The narrator and POV character is the autistic woman, and I have tried to make her much as I would have been without what I sometimes call the gift of Seshat (the combinations of gifts and curses that make up hyperlexia and hypergraphia).  Like an alternate universe version of me – but not so much like me that she isn’t her own person.  But enough like me that I can comfortably write from inside her, and know that she is an authentic type of autistic person, not the usual mishmash you get when people write about types of autism they have no clue about.  Many people don’t realize that there’s only a hair’s breadth between someone like me and someone like her, only the slightest difference in fate could have meant that I was her, or that she was me.  At least in terms of autistic traits (and however pervasive autism is, there’s always more to an autistic person than their autism).

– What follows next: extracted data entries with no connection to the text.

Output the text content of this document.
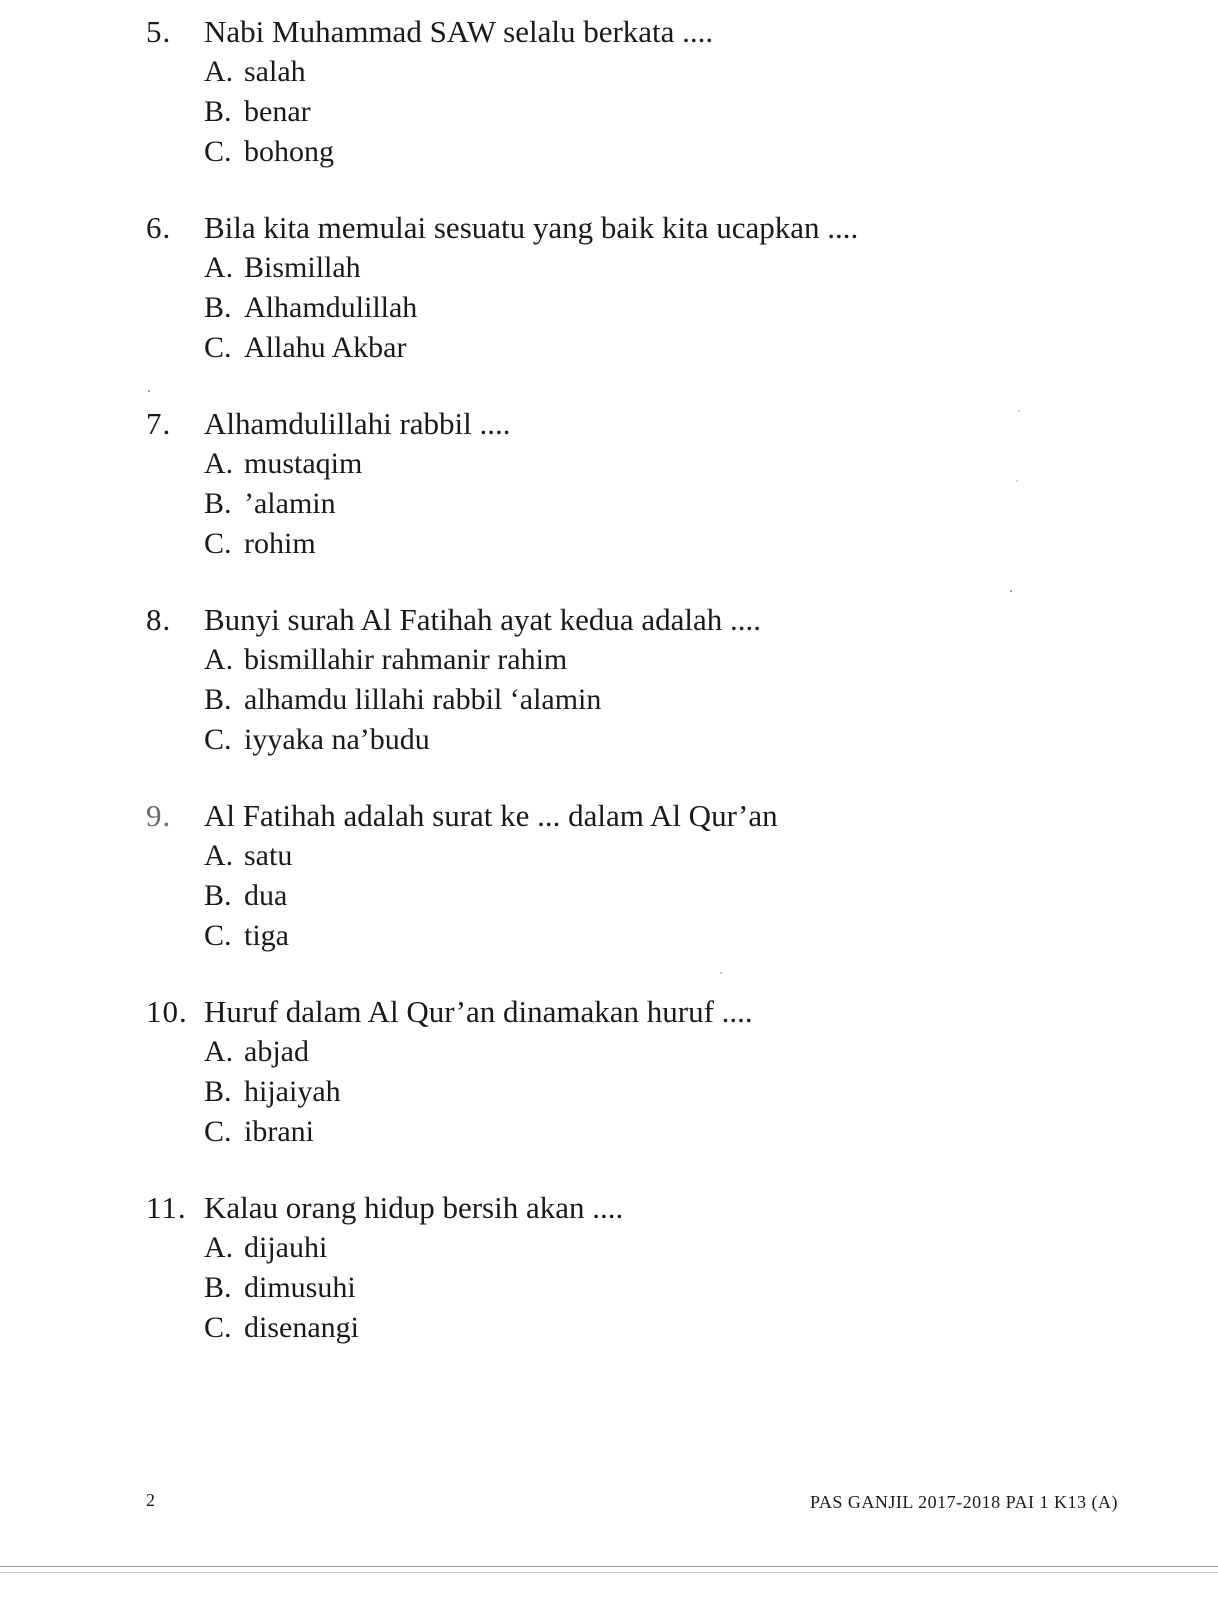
5. Nabi Muhammad SAW selalu berkata ....
A. salah
B. benar
C. bohong
6. Bila kita memulai sesuatu yang baik kita ucapkan ....
A. Bismillah
B. Alhamdulillah
C. Allahu Akbar
7. Alhamdulillahi rabbil ....
A. mustaqim
B. ’alamin
C. rohim
8. Bunyi surah Al Fatihah ayat kedua adalah ....
A. bismillahir rahmanir rahim
B. alhamdu lillahi rabbil ‘alamin
C. iyyaka na’budu
9. Al Fatihah adalah surat ke ... dalam Al Qur’an
A. satu
B. dua
C. tiga
10. Huruf dalam Al Qur’an dinamakan huruf ....
A. abjad
B. hijaiyah
C. ibrani
11. Kalau orang hidup bersih akan ....
A. dijauhi
B. dimusuhi
C. disenangi
2	PAS GANJIL 2017-2018 PAI 1 K13 (A)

She has the same relationship to the redwoods that I do, as well, and a large part of the book is taken up with that relationship, which I take just as seriously as her relationship with her sister.

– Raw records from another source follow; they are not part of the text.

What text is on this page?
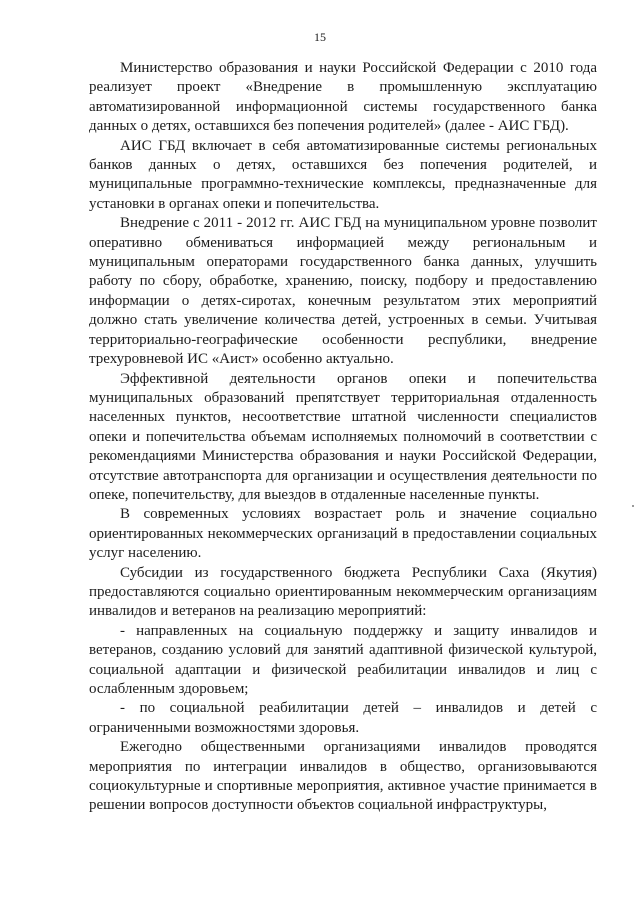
15

Министерство образования и науки Российской Федерации с 2010 года реализует проект «Внедрение в промышленную эксплуатацию автоматизированной информационной системы государственного банка данных о детях, оставшихся без попечения родителей» (далее - АИС ГБД).

АИС ГБД включает в себя автоматизированные системы региональных банков данных о детях, оставшихся без попечения родителей, и муниципальные программно-технические комплексы, предназначенные для установки в органах опеки и попечительства.

Внедрение с 2011 - 2012 гг. АИС ГБД на муниципальном уровне позволит оперативно обмениваться информацией между региональным и муниципальным операторами государственного банка данных, улучшить работу по сбору, обработке, хранению, поиску, подбору и предоставлению информации о детях-сиротах, конечным результатом этих мероприятий должно стать увеличение количества детей, устроенных в семьи. Учитывая территориально-географические особенности республики, внедрение трехуровневой ИС «Аист» особенно актуально.

Эффективной деятельности органов опеки и попечительства муниципальных образований препятствует территориальная отдаленность населенных пунктов, несоответствие штатной численности специалистов опеки и попечительства объемам исполняемых полномочий в соответствии с рекомендациями Министерства образования и науки Российской Федерации, отсутствие автотранспорта для организации и осуществления деятельности по опеке, попечительству, для выездов в отдаленные населенные пункты.

В современных условиях возрастает роль и значение социально ориентированных некоммерческих организаций в предоставлении социальных услуг населению.

Субсидии из государственного бюджета Республики Саха (Якутия) предоставляются социально ориентированным некоммерческим организациям инвалидов и ветеранов на реализацию мероприятий:

- направленных на социальную поддержку и защиту инвалидов и ветеранов, созданию условий для занятий адаптивной физической культурой, социальной адаптации и физической реабилитации инвалидов и лиц с ослабленным здоровьем;

- по социальной реабилитации детей – инвалидов и детей с ограниченными возможностями здоровья.

Ежегодно общественными организациями инвалидов проводятся мероприятия по интеграции инвалидов в общество, организовываются социокультурные и спортивные мероприятия, активное участие принимается в решении вопросов доступности объектов социальной инфраструктуры,
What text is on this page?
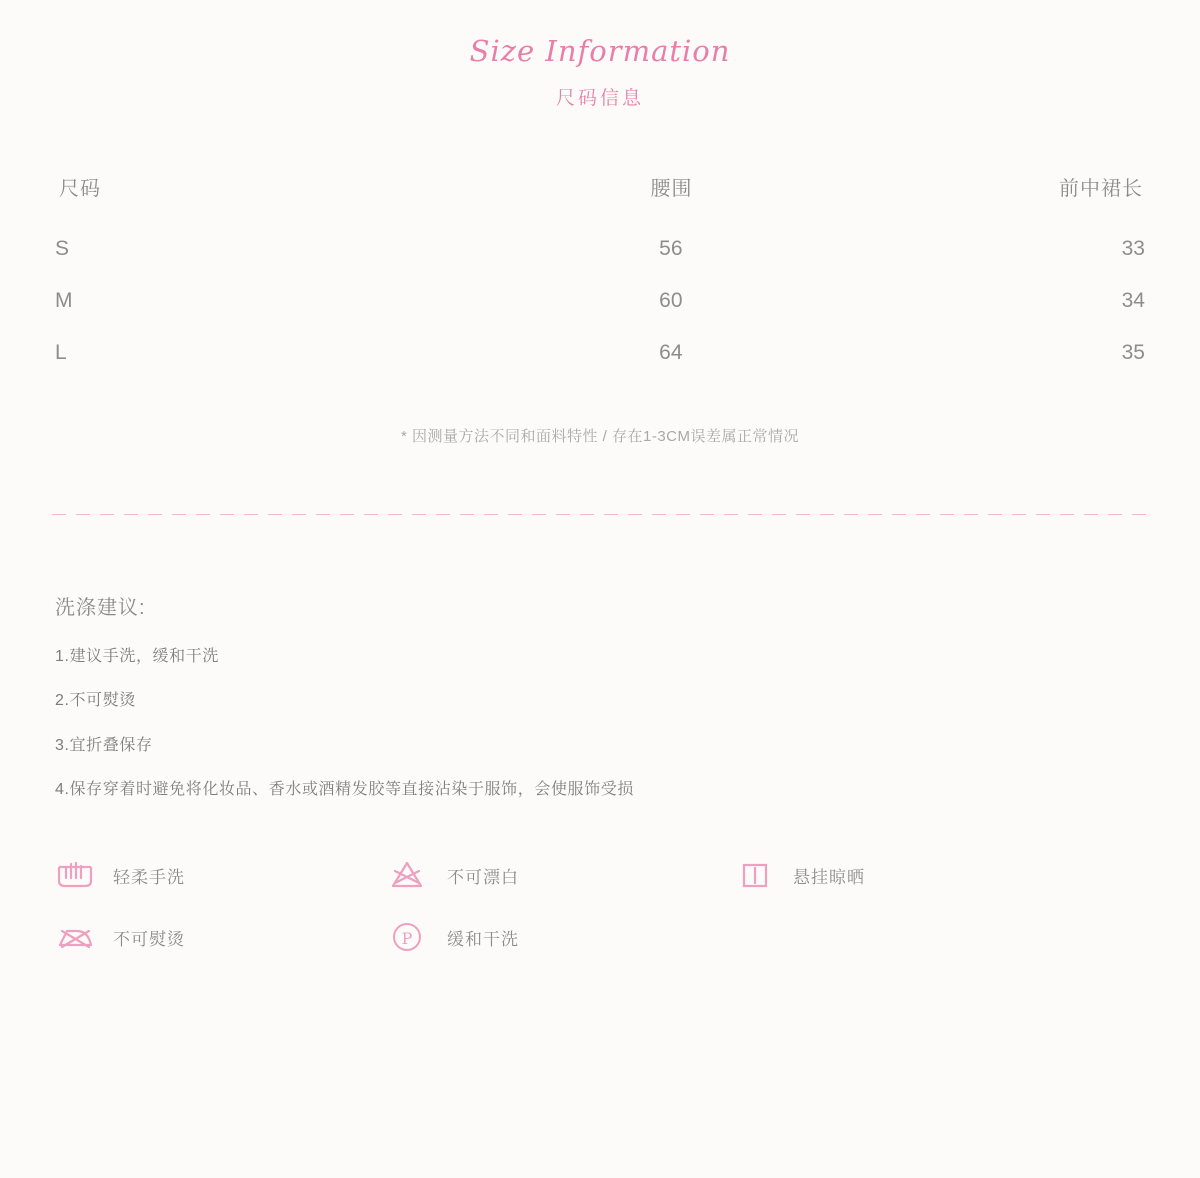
Size Information
尺码信息
尺码	腰围	前中裙长
S	56	33
M	60	34
L	64	35
* 因测量方法不同和面料特性 / 存在1-3CM误差属正常情况
洗涤建议:
1.建议手洗，缓和干洗
2.不可熨烫
3.宜折叠保存
4.保存穿着时避免将化妆品、香水或酒精发胶等直接沾染于服饰，会使服饰受损
轻柔手洗	不可漂白	悬挂晾晒
不可熨烫	P 缓和干洗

The book is about relationships and characters and setting and, to some extent, being a sensing person in a very non-sensing world – perception and cognition.  It’s not so much about plot or conflict, although if plot and conflict happen, which I’m sure they will, that’s not a problem.  There’s no antagonist that I’m aware of.  I anticipate possibly a nonlinear structure to the book, because that’s how I think, and I think she will think even more that way than I do.

One theme throughout the book is the artism that runs in the family.  The father’s job with the antique store involves driving his pickup around and getting stuff for the shop.  But he always ends up picking up stuff for his rather eccentric sculpting habit, too.  The mother is a painter who paints fairly conventional amateur-painter stuff, but really makes it come alive.  Martha, the sister, is a poet and writer, as well as doing line drawings and various fiber arts.  And Voicy (my working name for the main character) arranges objects, mostly stuff she finds in the forest but also stuff she grabs from the store or the pickup when people aren’t looking.  But nobody but Martha really recognizes Voicy’s art as art, or as communication for that matter. And people get far more pissed about her stealing stuff from the store than they do when her dad does it.

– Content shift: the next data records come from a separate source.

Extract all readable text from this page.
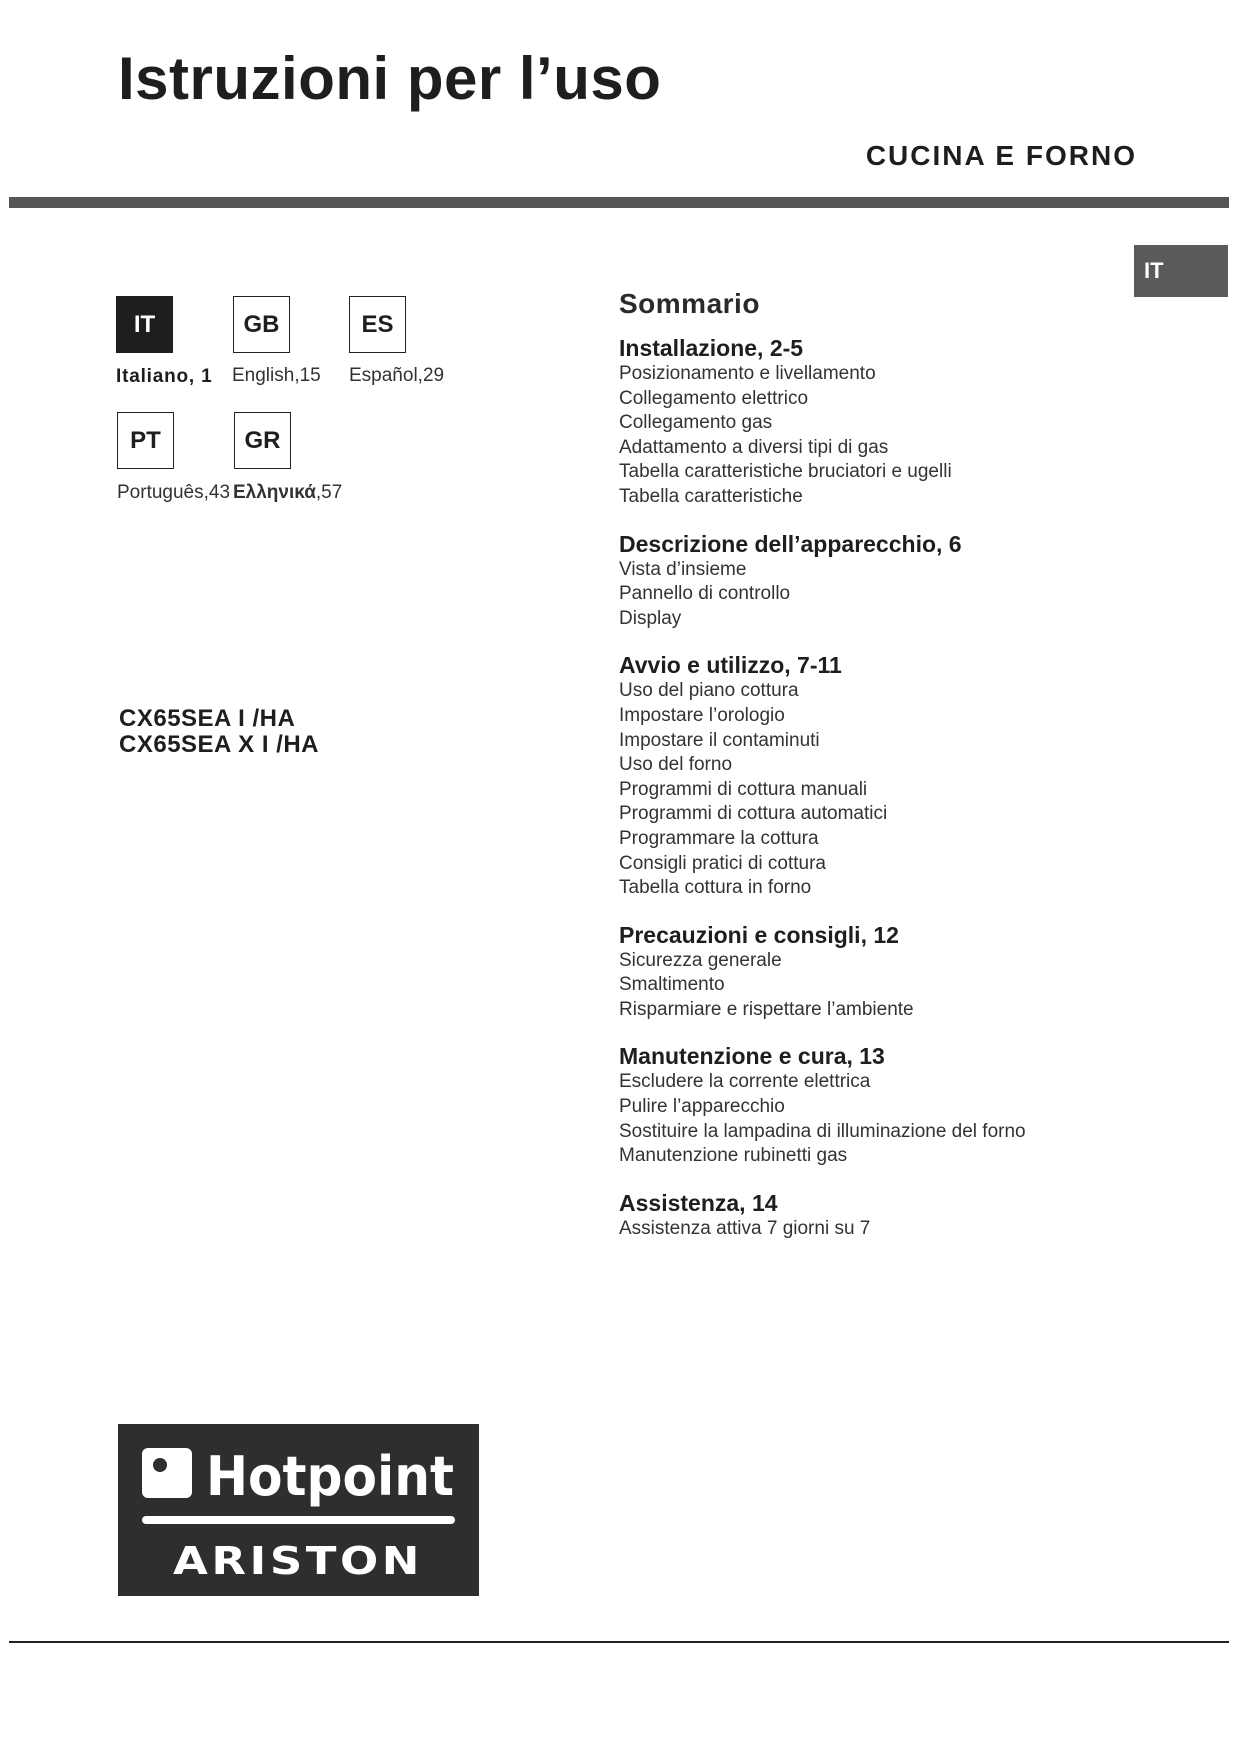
Istruzioni per l’uso
CUCINA E FORNO
IT
IT	GB	ES
Italiano, 1 English,15 Español,29
PT	GR
Português,43 Ελληνικά,57
CX65SEA I /HA
CX65SEA X I /HA
Sommario
Installazione, 2-5
Posizionamento e livellamento
Collegamento elettrico
Collegamento gas
Adattamento a diversi tipi di gas
Tabella caratteristiche bruciatori e ugelli
Tabella caratteristiche
Descrizione dell’apparecchio, 6
Vista d’insieme
Pannello di controllo
Display
Avvio e utilizzo, 7-11
Uso del piano cottura
Impostare l’orologio
Impostare il contaminuti
Uso del forno
Programmi di cottura manuali
Programmi di cottura automatici
Programmare la cottura
Consigli pratici di cottura
Tabella cottura in forno
Precauzioni e consigli, 12
Sicurezza generale
Smaltimento
Risparmiare e rispettare l’ambiente
Manutenzione e cura, 13
Escludere la corrente elettrica
Pulire l’apparecchio
Sostituire la lampadina di illuminazione del forno
Manutenzione rubinetti gas
Assistenza, 14
Assistenza attiva 7 giorni su 7
Hotpoint
ARISTON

Anyway the two main relationships in the book are between Voicy and Martha, and Voicy and the redwood forest.  Voicy and Martha are in the same boat in a lot of ways, they’re both severely disabled and both being taken care of by their parents without a lot of choice in the matter, and have mixed feelings about that.  The idea of them living in the back of an antique shop comes from an actual antique shop I visited where an elderly woman was taking care of her 30-something or 40-something disabled son without outside assistance.  That popped into my head when I was wondering where, exactly, in the redwoods I would have them living.

Anyway the story itself is going to unfold the way the characters want it to unfold.  And I’m not going to be posting it as I write it or anything, because I want to reserve the right to change things, and because I don’t want to do all my writing in front of an audience.  I just really hope the book works out at all.  For some reason, I’ve never had this feeling before, but I’ve got a feeling it really could work out, and could serve to convey a lot of things about how I and others experience the world that wouldn’t work in nonfiction.  It will be interesting having the narrator be someone who can’t speak, read, or write.  Just in terms of writing the thing.  I assume I’ll have to treat it as a translation of her thoughts.

Notes:
  1. doomwings said: This sounds amazing! I would love to read it once you finish if you ever are willing to share.
  2. p-i-x-i said: This sounds like a really interesting story and a very good idea! I hope you can write it and that it feels good for you!